Australia | Feb 26 2021
Could competition be stalking Appen as a result of an increasing number of smaller projects on offer? Several brokers suspect this may be the case
-Sizeable earnings base makes growth rates harder
-Pricing, amid smaller contracts, may prove critical
-Appen still well-placed to capitalise on AI trends
By Eva Brocklehurst
Machine learning software leader Appen ((APX)) has carved out a niche and, while still ahead of the field, competition could catch up if the size of projects is any indication. Credit Suisse suspects historical patterns cannot be relied on any more. Appen's earnings base has become sizeable and this makes beating previous growth rates harder.

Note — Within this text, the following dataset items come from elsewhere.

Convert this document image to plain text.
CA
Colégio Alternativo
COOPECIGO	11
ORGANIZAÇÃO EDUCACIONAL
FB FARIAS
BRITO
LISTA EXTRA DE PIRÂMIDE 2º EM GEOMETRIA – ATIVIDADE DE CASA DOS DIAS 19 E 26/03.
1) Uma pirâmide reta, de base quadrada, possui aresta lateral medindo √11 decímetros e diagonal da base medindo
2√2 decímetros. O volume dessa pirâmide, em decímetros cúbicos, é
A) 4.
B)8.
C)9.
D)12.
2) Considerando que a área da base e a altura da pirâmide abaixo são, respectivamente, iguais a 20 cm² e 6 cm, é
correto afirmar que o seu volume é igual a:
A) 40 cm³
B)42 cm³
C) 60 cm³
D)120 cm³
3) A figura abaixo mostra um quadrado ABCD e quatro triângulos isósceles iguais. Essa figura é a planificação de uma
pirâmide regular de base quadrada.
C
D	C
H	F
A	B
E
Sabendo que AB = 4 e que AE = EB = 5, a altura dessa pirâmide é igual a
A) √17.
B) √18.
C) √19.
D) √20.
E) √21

Revenue is predominantly not recurring and this raises the alert signal for any impact new entrants are having in the market. So far the industry is "ok” and Credit Suisse asserts it is simply "following the money".
Along with renewed concerns that customers may still prefer to defer or reduce capital expenditure the broker takes a cautious stance and reduces estimates substantially for 2021-23, involving a combination of updated AUD/USD and lower growth forecasts following updated guidance.

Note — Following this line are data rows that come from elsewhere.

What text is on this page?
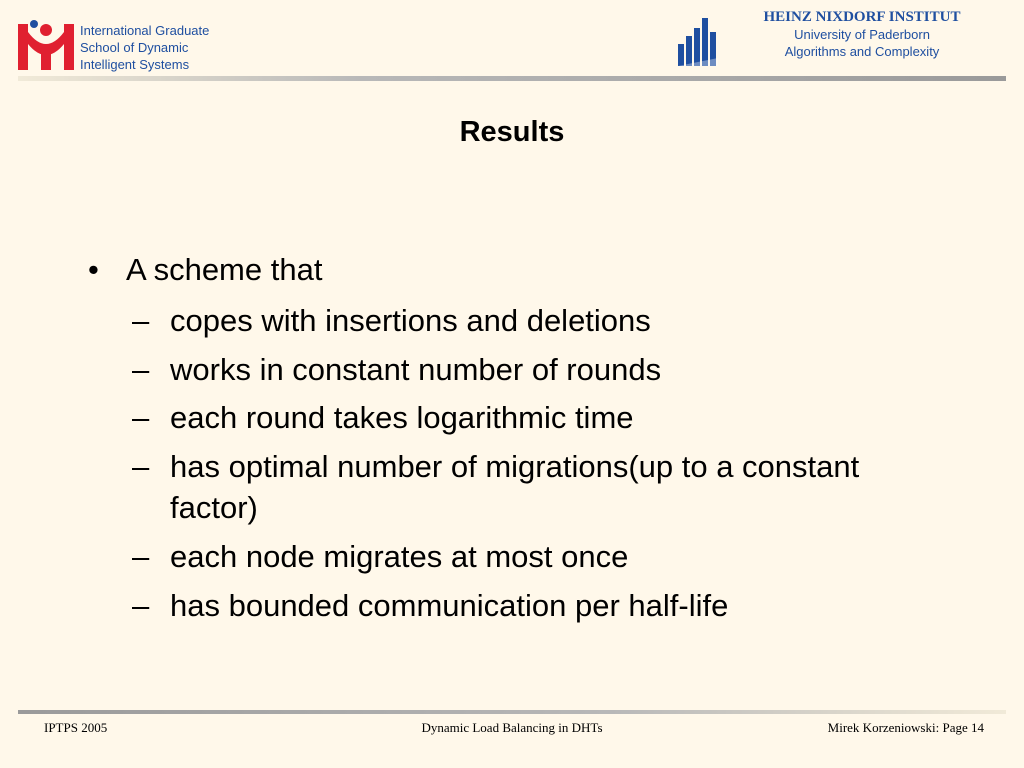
International Graduate
School of Dynamic
Intelligent Systems
HEINZ NIXDORF INSTITUT
University of Paderborn
Algorithms and Complexity
Results
• A scheme that
– copes with insertions and deletions
– works in constant number of rounds
– each round takes logarithmic time
– has optimal number of migrations(up to a constant factor)
– each node migrates at most once
– has bounded communication per half-life
IPTPS 2005	Dynamic Load Balancing in DHTs	Mirek Korzeniowski: Page 14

Even so, Credit Suisse acknowledges there is a risk to estimates given assumptions that growth will still accelerate. The operating earnings guidance range is $120-130m at constant currency, which was US$0.69 in 2019, Bell Potter points out.

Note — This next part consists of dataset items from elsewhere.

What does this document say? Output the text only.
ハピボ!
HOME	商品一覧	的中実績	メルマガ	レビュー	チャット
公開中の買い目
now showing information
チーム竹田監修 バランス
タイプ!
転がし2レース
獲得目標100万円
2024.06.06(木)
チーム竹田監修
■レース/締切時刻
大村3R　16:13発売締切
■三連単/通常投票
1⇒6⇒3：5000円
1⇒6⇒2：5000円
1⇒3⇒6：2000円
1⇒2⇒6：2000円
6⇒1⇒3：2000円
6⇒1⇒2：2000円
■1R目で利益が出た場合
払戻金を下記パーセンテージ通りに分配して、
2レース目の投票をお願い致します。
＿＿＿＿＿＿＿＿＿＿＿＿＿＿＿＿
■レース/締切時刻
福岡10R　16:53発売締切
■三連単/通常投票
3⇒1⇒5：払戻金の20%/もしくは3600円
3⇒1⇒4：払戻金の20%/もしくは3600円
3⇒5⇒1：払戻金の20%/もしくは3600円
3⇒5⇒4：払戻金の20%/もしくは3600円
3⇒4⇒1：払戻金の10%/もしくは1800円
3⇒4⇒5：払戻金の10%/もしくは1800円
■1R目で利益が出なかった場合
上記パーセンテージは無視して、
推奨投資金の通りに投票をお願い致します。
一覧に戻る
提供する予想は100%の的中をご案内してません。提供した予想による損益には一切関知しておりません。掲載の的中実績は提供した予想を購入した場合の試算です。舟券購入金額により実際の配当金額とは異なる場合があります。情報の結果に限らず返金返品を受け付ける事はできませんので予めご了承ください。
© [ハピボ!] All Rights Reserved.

This assumes an average Australian dollar exchange rate of US$0.70. As a result, Bell Potter downgrades 2021 and 2022 forecasts by -23% and -26%, respectively. The main competitive advantage,the broker observes, is the long-standing relationships with customers.
Wilsons agrees Appen has faced, and still faces, headwinds such as lower growth in demand for its services and an appreciating Australian dollar, along with the risk of removal from the ASX100. A more stable register could reduce the volatility in 2021 but elevated currency may drive downgrades nonetheless.
Pricing For Competition
Pricing, as Macquarie points out, may prove critical. Appen still generates most of its revenue from purchase orders rather than recurring subscription platform fees and these can be unpredictable and lumpy. Furthermore, The broker notes that, while Appen signed up 136 new customers in 2020, on a constant currency basis guidance is signalling operating earnings growth of 15% in 2021.
This leads Macquarie to suspect new projects are smaller in nature. With this in mind, and the scale of the workforce being the company's main buffer to competition, the smaller projects could present difficulties. The broker flagged this prospect just a week ago and the results have borne out its suspicions.
Pricing is yet to emerge as a competitive lever but this could occur with smaller project sizes in the future. The company expects the first half of 2021 will remain weak and did not provide guidance for the first/second half split. This is another area where Macquarie is cautious, given a lack of detail.
The broker notes the stock has underperformed the ASX 100 by -22% over the past week and -46% in the last three months and, with the limited visibility, envisages scope for further weakness before value support is reached.
UBS remembers that, at the December downgrade, the company had noted key clients were prioritising resources away from mature projects and towards new products.